Yes and yes! I really want v3 to support using "appclient" followed by
any legal "java" command options followed by ACC and app client
arguments. I think this will be fairly simple, actually, and also
maintain backward compatibility. As you point out, to invoke the
"appclient" script a user must have the bits locally and in a known place.
>
> (Yes, I know some people don't like this, because they trust the "java"
> command and they don't want to use a different command to run their
> applications. Those people would need to use one of your other
> approaches,
> and maybe we don't need to worry so much that it's convenient.)
I have a simple way for the appclient script to map its arguments to a
"java" command that's very similar to what a user could have used
manually to accomplish the same launch. That has the advantage for us,
selfishly, of supporting not two ways to launch app clients but really
just one without making it cumbersome for the "appclient" script user.

And this brings me back to the question of what we would put in the
Main-Class manifest entry of the appclient1.jar we would generate.
Right now, I am thinking that we'd specify the main class of the app
client and not main class of the ACC, and rely on an ACC Java agent to
do some very mild byte code transformation. Please read on before
panicking!

Of course if we specify the app client's main class as the Main-Class in
the generated manifest then the ACC needs some other way to gain control
before the developer's main class runs. The Java agent would register
a class transformer with the VM that would insert logic into the static
initializer of the developer's main class (and no other class). This
logic would simply invoke a static method on the ACC which would
initialize the ACC (including injection into the now-loaded main class.
The spec requires that any injection occur before the developer's main
method is invoked, and this design would meet that requirement. Then
the rest of the developer's static initializer (if any) would run,
followed by the VM's invocation of the main method of the developer's
now-injected main class.

So how does the agent know which is the one class to transform? In the
"appclient" case, the script can provide all the user-provided
command-line arguments as agent arguments, so the agent can
unambiguously determine which is the main class from those arguments.
For the "java" case ... Well, despite discussing this with several VM
people a long time ago and very recently, there is no supported,
standard way for a Java app or even an agent to find out what main class
the launcher has chosen to run.

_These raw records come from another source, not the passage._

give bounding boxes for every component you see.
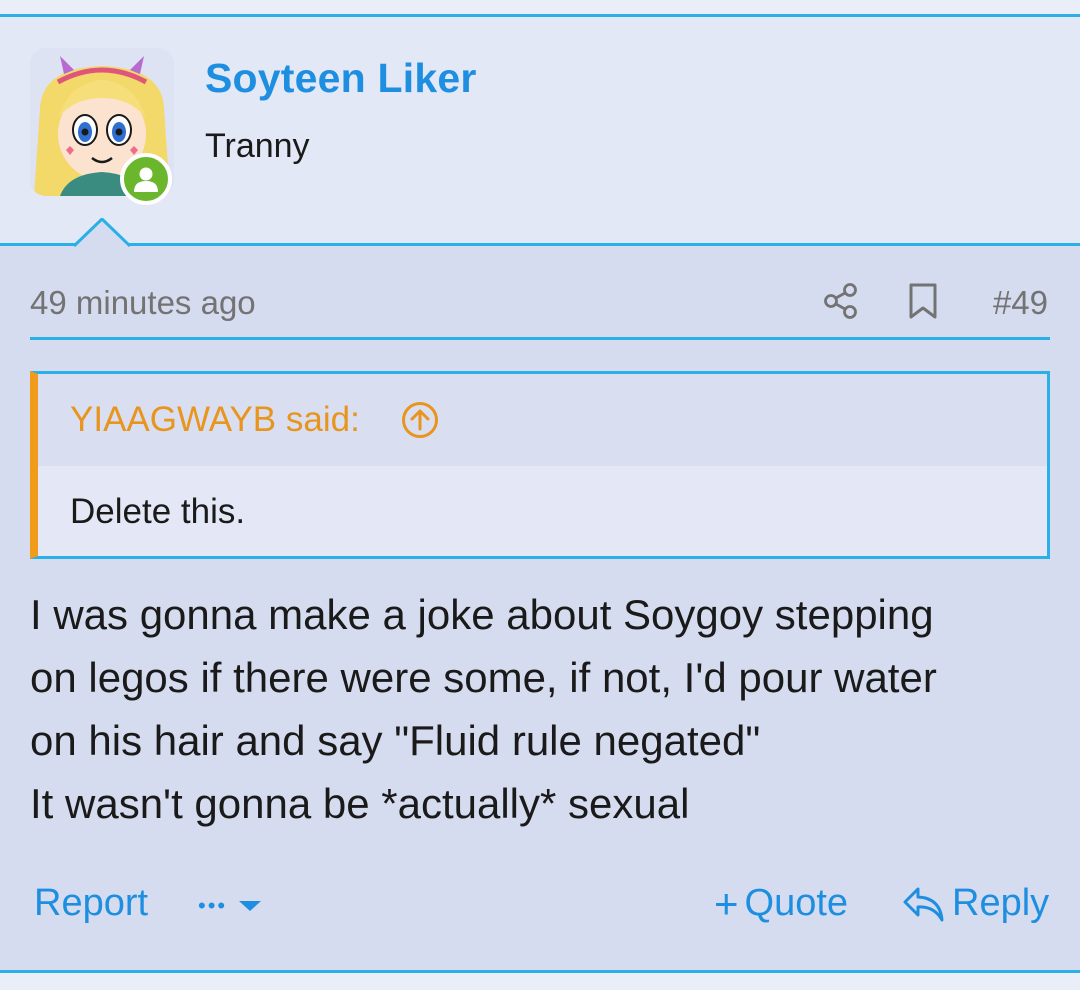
plus-icon: + [714, 879, 739, 927]
quote-button-label: Quote [744, 882, 849, 924]
quote-block: YIAAGWAYB said: Delete this. [30, 371, 1050, 559]
message-line: I was gonna make a joke about Soygoy ste… [30, 591, 934, 638]
reply-button[interactable]: Reply [902, 882, 1049, 925]
quote-author-link[interactable]: YIAAGWAYB said: [70, 400, 360, 440]
post-actions: Report ••• + Quote Reply [30, 876, 1050, 932]
message-line: on his hair and say "Fluid rule negated" [30, 717, 761, 764]
username-link[interactable]: Soyteen Liker [205, 55, 476, 102]
message-line: It wasn't gonna be *actually* sexual [30, 780, 690, 827]
message-content: I was gonna make a joke about Soygoy ste… [30, 583, 1040, 835]
top-strip [0, 0, 1080, 14]
user-header: Soyteen Liker Tranny [0, 17, 1080, 245]
online-user-icon [120, 153, 172, 205]
reply-icon [903, 887, 944, 921]
share-icon[interactable] [822, 282, 860, 320]
header-divider [0, 243, 1080, 246]
bottom-strip [0, 973, 1080, 990]
bookmark-icon[interactable] [904, 282, 942, 320]
meta-divider [30, 337, 1050, 340]
quote-text: Delete this. [70, 492, 246, 531]
caret-down-icon [239, 901, 262, 911]
quote-button[interactable]: + Quote [714, 882, 848, 925]
more-options-icon: ••• [198, 893, 228, 918]
post-time[interactable]: 49 minutes ago [30, 284, 256, 322]
arrow-up-circle-icon[interactable] [400, 400, 440, 440]
reply-button-label: Reply [952, 882, 1050, 924]
report-link[interactable]: Report [34, 882, 148, 925]
quote-header: YIAAGWAYB said: [38, 374, 1047, 466]
post-meta: 49 minutes ago #49 [30, 280, 1050, 326]
message-line: on legos if there were some, if not, I'd… [30, 654, 937, 701]
user-title: Tranny [205, 127, 310, 165]
forum-post: Soyteen Liker Tranny 49 minutes ago #49 … [0, 0, 1080, 990]
message-arrow [74, 218, 130, 248]
post-number-link[interactable]: #49 [993, 284, 1048, 322]
more-options-menu[interactable]: ••• [198, 886, 278, 926]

So that's why we'd ask the user
entering the "java" command to tell us, via an agent argument, the main
class or the JAR which contains it. This is redundant with what he or
she would already be entering on the "java" command but there seems to
be no way to avoid this. I've filed an RFE against the
agent/instrumentation module of Java asking for a way to get the main
class. If this feature ever arrives then we could take advantage of it
and relax this requirement on our "java" command users at that point.

This approach, although it adds a little complexity in the form of the
byte code transformation, simplifies other parts of the implementation
by allowing our internal code paths to be the same for cooked vs. raw
app client JARs and for "appclient" vs. "java" invocations. (We do still
need to support the use of the "appclient"script with artifacts that
have not been deployed (that is, raw JARs).

Further questions and comments?

Thanks for reading.

- Tim